A continuación me vuelvo hacia mis damas y éstas me escoltan hasta mi propia alcoba, donde me desvestiré para ponerme el camisón.

Cuando regreso encuentro al rey en pie, con su séquito junto a la enorme cama, y al arzobispo todavía rezando. El rey lleva puesto el camisón de dormir y una magnífica capa forrada de piel echada sobre los hombros. Se ha quitado las calzas y se le ve el abultado vendaje de la pierna, que protege una úlcera abierta. Las vendas están limpias y recién puestas, gracias a Dios, pero así y todo el hedor que despide la herida se extiende por la alcoba y se mezcla de forma enfermiza con el olor del incienso. Al parecer, mientras ambos nos cambiábamos de ropa, las oraciones no se han interrumpido en ningún momento. La verdad es que cabría pensar que a esas alturas ya nos encontraríamos a salvo de sueños demoníacos y de una posible impotencia. Mis damas se adelantan y me retiran la capa de los hombros. Quedo vestida tan sólo con el camisón frente a toda la corte, y me siento tan mortificada y violenta que casi desearía volver a Cléveris.

Lady Rochford se apresura a levantar los cobertores de la cama para protegerme de miradas inquisitivas, y yo aprovecho para acostarme y taparme con ellos, y quedo sentada, reclinada contra las almohadas. Al otro lado de la cama hay un joven, Thomas Culpepper, que se arrodilla para que Enrique se apoye en su hombro al tiempo que otro servidor lo toma del codo para impulsarlo hacia arriba. El rey Enrique gruñe igual que un anciano y por fin se iza hasta el lecho, que se hunde bajo su tremendo peso. Yo me veo obligada a retorcerme torpemente y asirme del borde de la cama para no caer rodando contra él.

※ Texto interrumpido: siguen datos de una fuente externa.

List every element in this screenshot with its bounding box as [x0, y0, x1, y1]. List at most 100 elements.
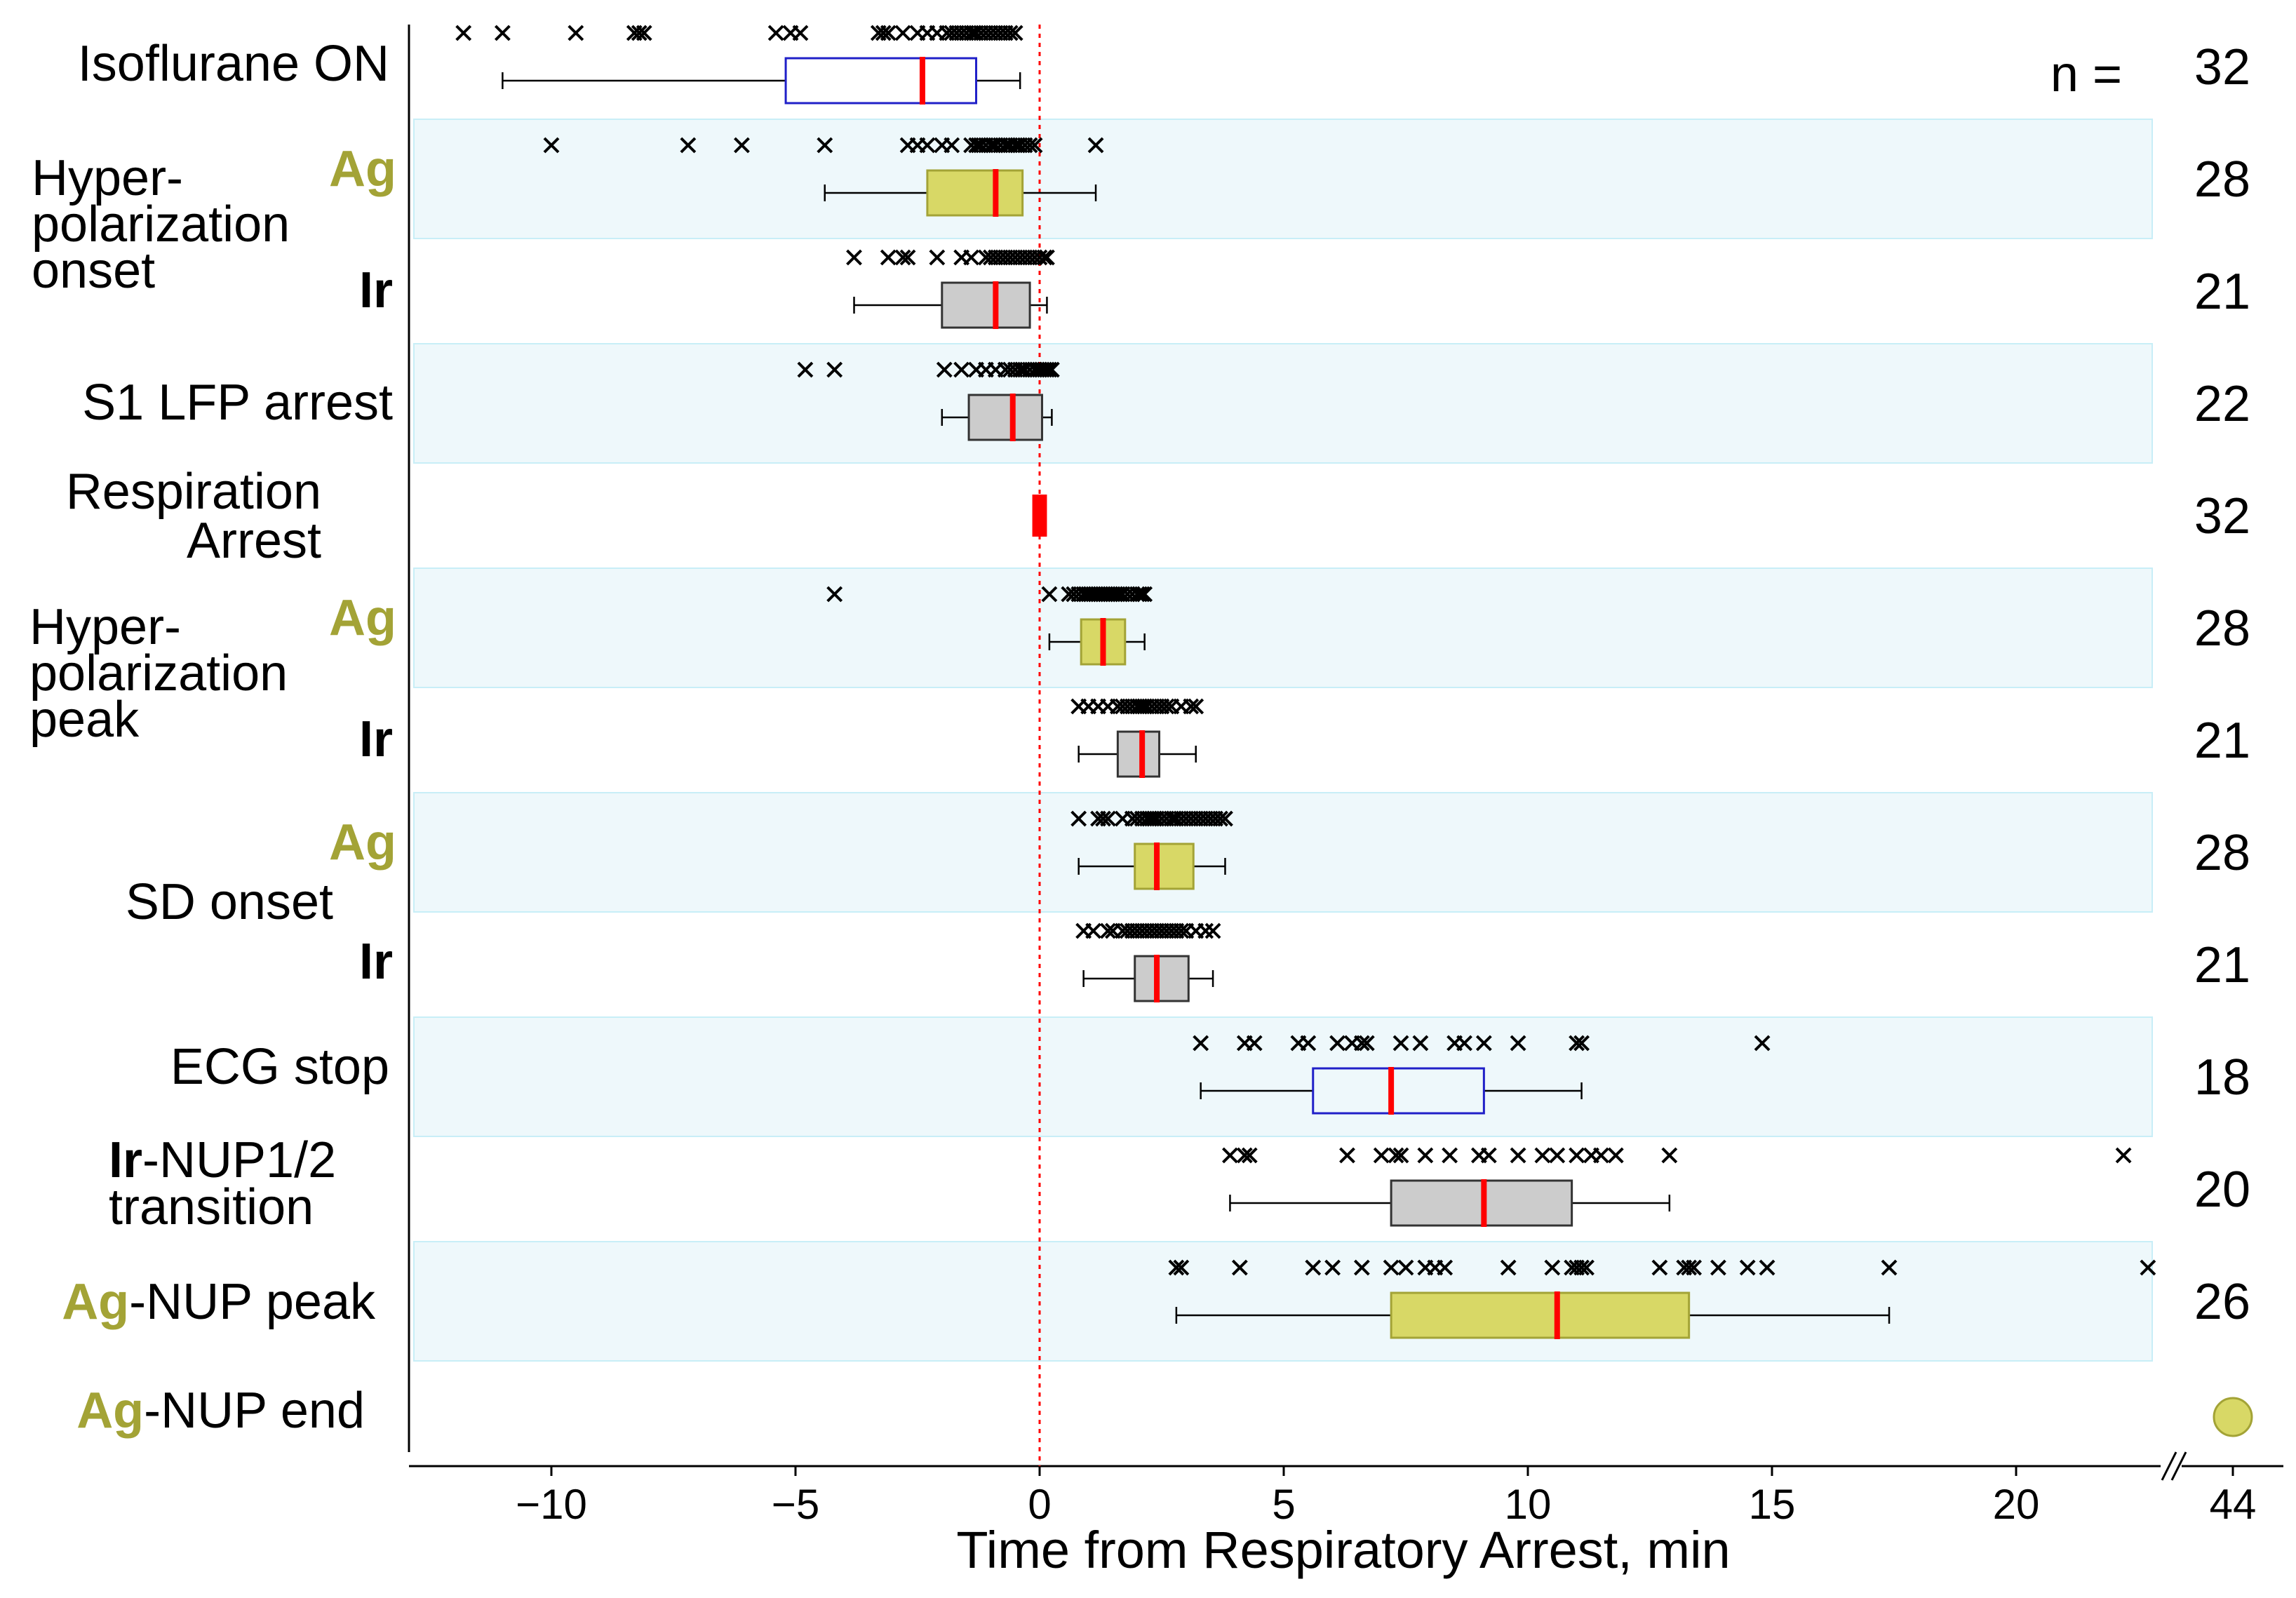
x-axis-label: Time from Respiratory Arrest, min — [956, 1521, 1730, 1579]
data-point — [1480, 1147, 1497, 1164]
data-point — [1241, 1147, 1258, 1164]
series-group — [543, 137, 1104, 217]
n-value: 26 — [2194, 1274, 2250, 1330]
row-band — [413, 1016, 2153, 1137]
data-point — [1397, 1259, 1414, 1276]
data-point — [1041, 361, 1058, 378]
data-point — [1029, 361, 1045, 378]
data-point — [1442, 1147, 1458, 1164]
data-point — [826, 586, 843, 603]
iqr-box — [926, 169, 1024, 217]
break-tick-label: 44 — [2210, 1481, 2257, 1528]
row-band — [413, 568, 2153, 688]
data-point — [899, 249, 916, 266]
row-label-line: Hyper- — [32, 150, 183, 206]
data-point — [1141, 810, 1158, 827]
data-point — [1136, 586, 1153, 603]
x-tick-label: −5 — [772, 1481, 819, 1528]
row-label-line: Arrest — [187, 513, 321, 569]
data-point — [985, 137, 1002, 154]
data-point — [1358, 1035, 1375, 1052]
data-point — [455, 25, 472, 41]
n-value: 22 — [2194, 376, 2250, 432]
data-point — [2115, 1147, 2132, 1164]
data-point — [1569, 1035, 1585, 1052]
data-point — [1217, 810, 1233, 827]
row-label-line: Hyper- — [29, 599, 181, 655]
data-point — [1569, 1147, 1585, 1164]
n-value: 28 — [2194, 825, 2250, 881]
data-point — [636, 25, 652, 41]
iqr-box — [784, 57, 978, 105]
data-point — [1085, 922, 1101, 939]
row-label-line: Ag-NUP peak — [62, 1274, 376, 1330]
data-point — [1510, 1035, 1526, 1052]
data-point — [1534, 1147, 1551, 1164]
row-tag: Ag — [329, 814, 396, 871]
data-point — [1112, 586, 1129, 603]
data-point — [1070, 810, 1087, 827]
data-point — [1134, 586, 1150, 603]
data-point — [1549, 1147, 1566, 1164]
data-point — [880, 25, 897, 41]
n-value: 21 — [2194, 713, 2250, 769]
row-tag: Ir — [359, 711, 393, 767]
row-label-line: peak — [29, 692, 140, 748]
data-point — [1197, 922, 1214, 939]
series-group — [455, 25, 1023, 105]
data-point — [1353, 1035, 1370, 1052]
data-point — [734, 137, 750, 154]
series-group — [846, 249, 1055, 329]
data-point — [1236, 1147, 1253, 1164]
row-label-line: polarization — [29, 645, 288, 701]
data-point — [1353, 1259, 1370, 1276]
data-point — [1043, 361, 1060, 378]
data-point — [953, 361, 970, 378]
data-point — [1204, 922, 1221, 939]
row-tag: Ir — [359, 262, 393, 318]
data-point — [1383, 1259, 1399, 1276]
data-point — [875, 25, 892, 41]
data-point — [1388, 1147, 1404, 1164]
n-value: 21 — [2194, 264, 2250, 320]
data-point — [1132, 586, 1148, 603]
n-value: 32 — [2194, 39, 2250, 95]
axis-break-mark — [2161, 1451, 2187, 1481]
data-point — [2140, 1259, 2156, 1276]
data-point — [1651, 1259, 1668, 1276]
data-point — [792, 25, 809, 41]
data-point — [1183, 698, 1200, 715]
data-point — [1041, 586, 1058, 603]
row-label-line: ECG stop — [170, 1039, 389, 1095]
data-point — [1661, 1147, 1678, 1164]
data-point — [1231, 1259, 1248, 1276]
data-point — [1095, 810, 1111, 827]
x-tick-label: 10 — [1505, 1481, 1552, 1528]
single-value-marker — [2213, 1397, 2253, 1437]
n-value: 32 — [2194, 488, 2250, 544]
data-point — [894, 25, 911, 41]
data-point — [680, 137, 697, 154]
data-point — [1412, 1035, 1429, 1052]
row-label-line: S1 LFP arrest — [82, 375, 393, 431]
data-point — [1475, 1035, 1492, 1052]
data-point — [1573, 1259, 1590, 1276]
row-band — [413, 792, 2153, 913]
x-tick-label: 0 — [1028, 1481, 1051, 1528]
row-tag: Ir — [359, 934, 393, 990]
series-group — [1075, 922, 1221, 1002]
data-point — [1392, 1147, 1409, 1164]
data-point — [543, 137, 560, 154]
row-label-line: transition — [109, 1179, 314, 1235]
data-point — [846, 249, 862, 266]
n-values: 32 28 21 22 32 28 21 28 21 18 20 26 — [2194, 39, 2250, 1330]
data-point — [1592, 1147, 1609, 1164]
row-label-line: Ir-NUP1/2 — [109, 1132, 336, 1188]
series-group — [826, 586, 1153, 666]
data-point — [1146, 810, 1162, 827]
data-point — [1007, 25, 1023, 41]
respiration-arrest-marker — [1032, 495, 1047, 537]
row-tag: Ag — [329, 141, 396, 197]
n-header: n = — [2050, 46, 2122, 102]
data-point — [1754, 1035, 1771, 1052]
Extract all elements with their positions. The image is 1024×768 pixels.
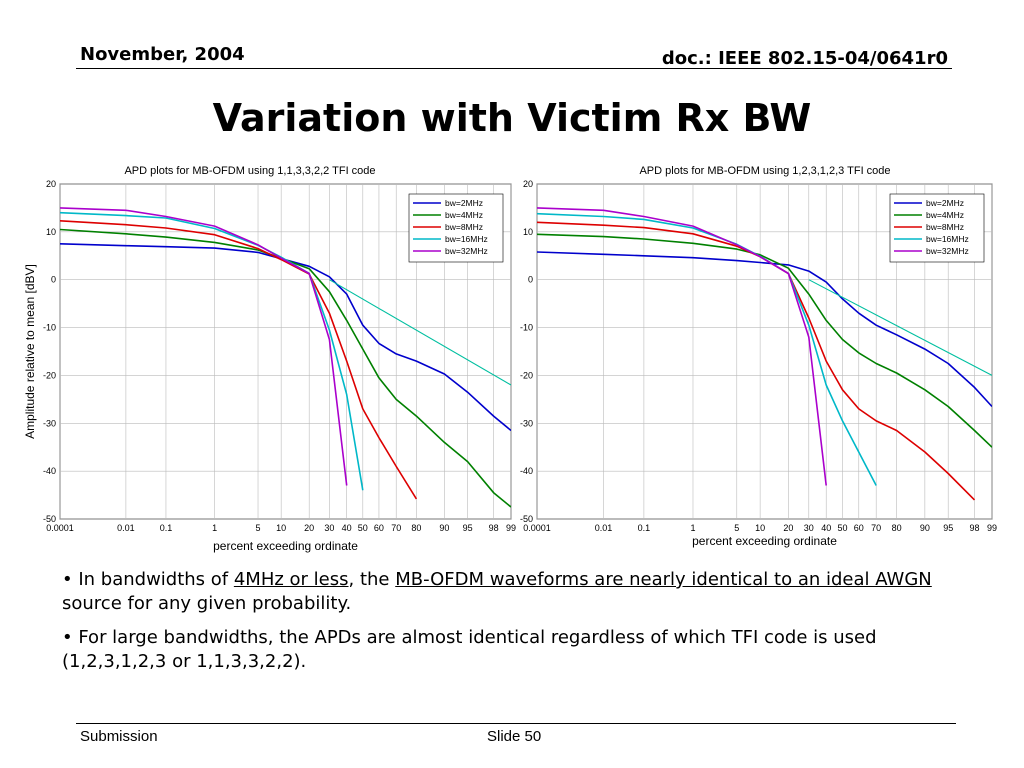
legend-label: bw=4MHz <box>926 210 964 220</box>
x-tick-label: 99 <box>506 523 516 533</box>
footer-slide-number: Slide 50 <box>487 728 542 745</box>
x-tick-label: 10 <box>755 523 765 533</box>
chart-title: APD plots for MB-OFDM using 1,2,3,1,2,3 … <box>639 165 890 177</box>
footer-submission: Submission <box>80 728 158 745</box>
y-tick-label: -20 <box>43 370 56 380</box>
x-tick-label: 80 <box>892 523 902 533</box>
slide-title: Variation with Victim Rx BW <box>212 96 812 140</box>
series-line-bw-32MHz <box>537 207 827 486</box>
y-tick-label: 0 <box>528 275 533 285</box>
reference-line <box>808 279 992 376</box>
x-tick-label: 99 <box>987 523 997 533</box>
series-line-bw-8MHz <box>537 221 976 501</box>
bullet-text-fragment: • In bandwidths of <box>62 569 234 590</box>
x-tick-label: 0.1 <box>160 523 173 533</box>
x-tick-label: 0.1 <box>638 523 651 533</box>
x-tick-label: 20 <box>783 523 793 533</box>
y-tick-label: -30 <box>43 418 56 428</box>
legend-label: bw=2MHz <box>445 198 483 208</box>
x-tick-label: 40 <box>821 523 831 533</box>
x-tick-label: 60 <box>854 523 864 533</box>
x-tick-label: 0.01 <box>117 523 135 533</box>
x-tick-label: 50 <box>837 523 847 533</box>
footer-divider <box>76 723 956 724</box>
chart-title: APD plots for MB-OFDM using 1,1,3,3,2,2 … <box>124 165 375 177</box>
x-tick-label: 30 <box>804 523 814 533</box>
x-tick-label: 98 <box>489 523 499 533</box>
y-tick-label: -50 <box>43 514 56 524</box>
legend-label: bw=16MHz <box>445 234 488 244</box>
x-tick-label: 0.0001 <box>46 523 74 533</box>
y-tick-label: -10 <box>43 323 56 333</box>
series-line-bw-2MHz <box>60 243 511 432</box>
x-tick-label: 0.0001 <box>523 523 551 533</box>
y-tick-label: -30 <box>520 418 533 428</box>
header-date: November, 2004 <box>80 44 245 65</box>
y-tick-label: 10 <box>46 227 56 237</box>
bullet-list: • In bandwidths of 4MHz or less, the MB-… <box>62 568 962 684</box>
x-tick-label: 0.01 <box>595 523 613 533</box>
series-line-bw-2MHz <box>537 251 992 408</box>
x-tick-label: 70 <box>871 523 881 533</box>
x-tick-label: 90 <box>920 523 930 533</box>
y-tick-label: 20 <box>523 179 533 189</box>
legend-label: bw=32MHz <box>445 246 488 256</box>
y-tick-label: 0 <box>51 275 56 285</box>
bullet-text-fragment: source for any given probability. <box>62 593 352 614</box>
x-tick-label: 90 <box>439 523 449 533</box>
bullet-text-fragment: • For large bandwidths, the APDs are alm… <box>62 627 877 672</box>
x-tick-label: 80 <box>411 523 421 533</box>
legend-label: bw=32MHz <box>926 246 969 256</box>
y-tick-label: -40 <box>43 466 56 476</box>
x-tick-label: 20 <box>304 523 314 533</box>
x-tick-label: 95 <box>463 523 473 533</box>
y-tick-label: 10 <box>523 227 533 237</box>
bullet-text-fragment: , the <box>348 569 396 590</box>
legend-label: bw=8MHz <box>926 222 964 232</box>
x-tick-label: 1 <box>212 523 217 533</box>
series-line-bw-4MHz <box>537 233 992 448</box>
x-tick-label: 60 <box>374 523 384 533</box>
x-tick-label: 70 <box>391 523 401 533</box>
legend-label: bw=16MHz <box>926 234 969 244</box>
y-tick-label: 20 <box>46 179 56 189</box>
header-doc-id: doc.: IEEE 802.15-04/0641r0 <box>661 48 948 69</box>
series-line-bw-32MHz <box>60 207 348 486</box>
legend-label: bw=4MHz <box>445 210 483 220</box>
x-tick-label: 40 <box>342 523 352 533</box>
series-line-bw-4MHz <box>60 228 511 508</box>
x-tick-label: 30 <box>324 523 334 533</box>
y-tick-label: -20 <box>520 370 533 380</box>
x-tick-label: 5 <box>734 523 739 533</box>
bullet-item-2: • For large bandwidths, the APDs are alm… <box>62 626 962 674</box>
x-tick-label: 50 <box>358 523 368 533</box>
bullet-text-fragment: 4MHz or less <box>233 569 349 590</box>
x-axis-label: percent exceeding ordinate <box>692 534 837 548</box>
x-tick-label: 10 <box>276 523 286 533</box>
legend-label: bw=8MHz <box>445 222 483 232</box>
apd-chart-right: 20 10 0 -10 -20 -30 -40 -500.0001 0.01 0.1 1 5 10 20 3… <box>520 165 997 548</box>
legend-label: bw=2MHz <box>926 198 964 208</box>
x-tick-label: 1 <box>690 523 695 533</box>
x-tick-label: 95 <box>943 523 953 533</box>
x-axis-label: percent exceeding ordinate <box>213 539 358 553</box>
reference-line <box>329 279 511 386</box>
y-tick-label: -10 <box>520 323 533 333</box>
bullet-text-fragment: MB-OFDM waveforms are nearly identical t… <box>395 569 932 590</box>
x-tick-label: 5 <box>256 523 261 533</box>
y-tick-label: -50 <box>520 514 533 524</box>
y-tick-label: -40 <box>520 466 533 476</box>
y-axis-label: Amplitude relative to mean [dBV] <box>23 264 37 439</box>
x-tick-label: 98 <box>969 523 979 533</box>
apd-chart-left: 20 10 0 -10 -20 -30 -40 -500.0001 0.01 0.1 1 5 10 20 3… <box>23 165 516 553</box>
header-divider <box>76 68 952 69</box>
bullet-item-1: • In bandwidths of 4MHz or less, the MB-… <box>62 568 962 616</box>
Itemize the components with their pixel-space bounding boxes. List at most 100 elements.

El arzobispo levanta las manos por encima de la cabeza para impartir una última bendición y yo permanezco con la vista al frente. Mi mirada se posa en el rostro radiante de Catalina Howard, que tiene las manos juntas y apoyadas contra los labios como si estuviera rezando devotamente, cuando en realidad está haciendo un esfuerzo para no romper a reír. Finjo no haberla visto, por miedo de que también me haga reír a mí, y cuando el arzobispo termina de rezar digo:

—Amén.

Acto seguido se marchan todos, gracias a Dios. Nada sugiere que deban vigilar que el matrimonio se haya consumado, pero yo sé que mañana querrán examinar las sábanas para confirmar que así ha sido. Eso es lo que implican los matrimonios reales. Y también lo que implica casarse con un hombre lo bastante viejo como para ser el padre de una y al que apenas conoce.